Jerry Lewis accused of sexual assault, harassment: ‘He was all over me’

Jerry Lewis in 2012. The comedian, actor and director, a Newark native, died in 2017.

Actors who worked on films with Jerry Lewis accuse him of sexual assault and sexual harassment in a film and article published this week.

Lewis is the subject of a Vanity Fair mini documentary called “Through a Glass Darkly” from Amy Ziering and Kirby Dick, the filmmakers behind HBO’s “Allen v. Farrow,” and a story from Ziering, Dick and Julie Miller.

Lewis, a Newark, N.J., native and renowned comedian, actor and director, started his career as one half of a comedy duo with Dean Martin in the 1950s. He went on to find great success in comedy films including “The Nutty Professor” (1963) and “The Bellboy” (1960). He was 91 when he died in 2017.

Karen Sharpe — later known as Karen Kramer — who had won a Golden Globe for “The High and the Mighty” (1954) and worked with Hollywood leading men including John Wayne and Clint Eastwood, accepted an offer to work as the leading lady on Lewis’ 1964 film “The Disorderly Orderly.

After Lewis took an interest in her wardrobe in the movie, he asked her to meet with him, then began to fondle her, she says.

“He was all over me,” Sharpe, 87, tells the filmmakers.

“I said, ‘I don’t know what you think, but I don’t do this,’” Sharpe says. “I got the feeling that that had never really happened to him very much ... I could see that he was furious.”

Karen Sharpe and Jerry Lewis in the 1964 film "The Disorderly Orderly."

She suggested that she resign because it would be awkward to work with Lewis. Sharpe says Lewis told her it was too late and that she had already signed a contract. Lewis had her punished, she says, making it so no one was allowed to speak to her on set.

“He wanted to win in whatever way he could win,” Sharpe says. “Win the girl, win the moment, put me in my place to let him know, ‘I’m the boss here, you’ll do as I say, and if you don’t, this is how I punish you.’”

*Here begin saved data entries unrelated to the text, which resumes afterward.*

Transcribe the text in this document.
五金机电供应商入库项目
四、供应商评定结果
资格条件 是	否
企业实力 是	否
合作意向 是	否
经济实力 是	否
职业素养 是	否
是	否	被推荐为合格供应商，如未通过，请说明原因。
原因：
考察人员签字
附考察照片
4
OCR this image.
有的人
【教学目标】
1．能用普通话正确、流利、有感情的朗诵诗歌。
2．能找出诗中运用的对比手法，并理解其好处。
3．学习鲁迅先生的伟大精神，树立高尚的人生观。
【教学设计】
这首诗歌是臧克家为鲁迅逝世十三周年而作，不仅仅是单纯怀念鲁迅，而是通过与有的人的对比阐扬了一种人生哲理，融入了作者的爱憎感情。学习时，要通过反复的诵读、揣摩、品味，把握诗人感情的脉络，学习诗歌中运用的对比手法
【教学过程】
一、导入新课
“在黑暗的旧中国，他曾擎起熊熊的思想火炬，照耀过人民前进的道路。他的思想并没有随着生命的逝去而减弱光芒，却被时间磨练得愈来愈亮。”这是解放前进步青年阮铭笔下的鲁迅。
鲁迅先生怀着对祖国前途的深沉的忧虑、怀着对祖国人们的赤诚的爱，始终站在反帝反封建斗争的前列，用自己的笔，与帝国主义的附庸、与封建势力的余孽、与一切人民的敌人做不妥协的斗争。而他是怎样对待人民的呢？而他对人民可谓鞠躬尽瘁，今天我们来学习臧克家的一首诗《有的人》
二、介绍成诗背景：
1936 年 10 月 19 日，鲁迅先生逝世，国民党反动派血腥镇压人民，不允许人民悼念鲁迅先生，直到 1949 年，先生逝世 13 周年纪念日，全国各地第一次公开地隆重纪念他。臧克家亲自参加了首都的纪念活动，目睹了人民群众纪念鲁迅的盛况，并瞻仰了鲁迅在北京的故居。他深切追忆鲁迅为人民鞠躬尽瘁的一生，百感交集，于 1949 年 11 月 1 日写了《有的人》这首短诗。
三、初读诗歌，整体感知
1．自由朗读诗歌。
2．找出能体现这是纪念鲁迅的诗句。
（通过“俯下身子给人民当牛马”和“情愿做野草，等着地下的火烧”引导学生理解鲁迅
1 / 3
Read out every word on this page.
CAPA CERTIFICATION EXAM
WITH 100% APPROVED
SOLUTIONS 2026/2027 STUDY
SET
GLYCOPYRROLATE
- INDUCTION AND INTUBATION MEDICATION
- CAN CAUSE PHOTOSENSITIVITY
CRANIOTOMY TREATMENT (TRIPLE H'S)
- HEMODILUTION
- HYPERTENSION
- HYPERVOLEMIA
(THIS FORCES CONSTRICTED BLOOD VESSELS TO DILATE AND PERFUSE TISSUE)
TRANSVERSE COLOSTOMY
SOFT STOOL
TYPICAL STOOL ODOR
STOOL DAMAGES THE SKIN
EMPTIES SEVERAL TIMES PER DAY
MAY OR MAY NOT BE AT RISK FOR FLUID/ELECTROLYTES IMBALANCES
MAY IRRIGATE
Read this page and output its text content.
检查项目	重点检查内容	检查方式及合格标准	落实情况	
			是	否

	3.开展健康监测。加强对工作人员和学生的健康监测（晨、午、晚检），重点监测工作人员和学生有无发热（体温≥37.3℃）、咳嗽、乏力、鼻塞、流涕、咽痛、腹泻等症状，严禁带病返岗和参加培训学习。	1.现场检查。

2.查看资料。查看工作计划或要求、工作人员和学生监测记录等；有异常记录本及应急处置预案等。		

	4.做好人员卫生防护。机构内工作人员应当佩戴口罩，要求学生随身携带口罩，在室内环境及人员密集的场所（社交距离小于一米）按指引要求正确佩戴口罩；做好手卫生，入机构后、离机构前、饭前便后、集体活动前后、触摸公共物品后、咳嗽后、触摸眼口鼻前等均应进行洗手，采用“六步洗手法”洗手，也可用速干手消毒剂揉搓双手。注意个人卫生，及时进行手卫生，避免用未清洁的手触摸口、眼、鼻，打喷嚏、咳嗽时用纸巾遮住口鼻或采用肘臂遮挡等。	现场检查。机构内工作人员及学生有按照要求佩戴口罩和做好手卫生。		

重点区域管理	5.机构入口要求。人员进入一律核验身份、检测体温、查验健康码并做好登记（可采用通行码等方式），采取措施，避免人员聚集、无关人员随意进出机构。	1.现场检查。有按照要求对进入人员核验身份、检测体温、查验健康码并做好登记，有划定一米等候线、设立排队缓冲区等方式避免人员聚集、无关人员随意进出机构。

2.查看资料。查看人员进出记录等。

Later, she says Lewis acknowledged his behavior as they wrapped the movie, telling her “I honestly don’t know how you came to work every day ... You see, I’m sick.”

Sharpe says she told Lewis off, and let him know the experience had been “the most unprofessional leading man/leading lady relationship I’ve ever had in my 20 years as an actor.”

Actor Hope Holiday knew Lewis since she was 13, as a friend of her father, and considered him family.

When she worked with Lewis on the film “The Ladies Man” (1961), which he also directed, she says he asked her to come to his dressing room on the first day. As she sat down in the dressing room, he pressed a button that locked the door, she says, and began praising her body, telling her she should wear skirts instead of pants. She says she told Lewis that her boyfriend was waiting outside, but he wasn’t deterred.

“Next thing I know, he’s unzipping his pants,” Holiday, 91, tells the filmmakers.

She says he proceeded to masturbate in front of her.

Jerry Lewis accepts the Jean Hersholt Humanitarian Award at the 2009 Oscars.

Holiday says she was afraid of what would happen if she said something, because she was under contract with Lewis and Paramount. The incident caused depression and discouraged her from dating, she says.

The Vanity Fair story goes on to share stories from other entertainment industry talents about Lewis, including Emmy-winning and Oscar-nominated writer and actor Renée Taylor (”The Nanny”). Taylor, then working as a comedian, met Lewis when she was on “The Tonight Show” in the ’60s. He told her he’d like to meet with her if she came to Hollywood. She did just that and asked for a part in his 1961 film “The Errand Boy,” which he co-wrote and directed.

When Lewis arranged for Taylor to meet with Paramount executives, she was asked if she was “one of Jerry’s girls.” Taylor, 88, says they didn’t believe that Lewis would have been impressed by her talent and proceeded to make lewd comments about her.

“I thought it was so gross,” she says. “It was hard to laugh at Jerry’s jokes after that.”

Before his death, Lewis had been criticized for his comments on women in comedy.

“A woman doing comedy doesn’t offend me but sets me back a bit,” Lewis said when Martin Short asked him about Lucille Ball in 2000. “I, as a viewer, have trouble with it. I think of her as a producing machine that brings babies in the world.”

At the Cannes Film Festival in 2013, Lewis again said that seeing women in comedy bothered him.

“I cannot sit and watch a lady diminish her qualities to the lowest common denominator,” he said. “I just can’t do that.”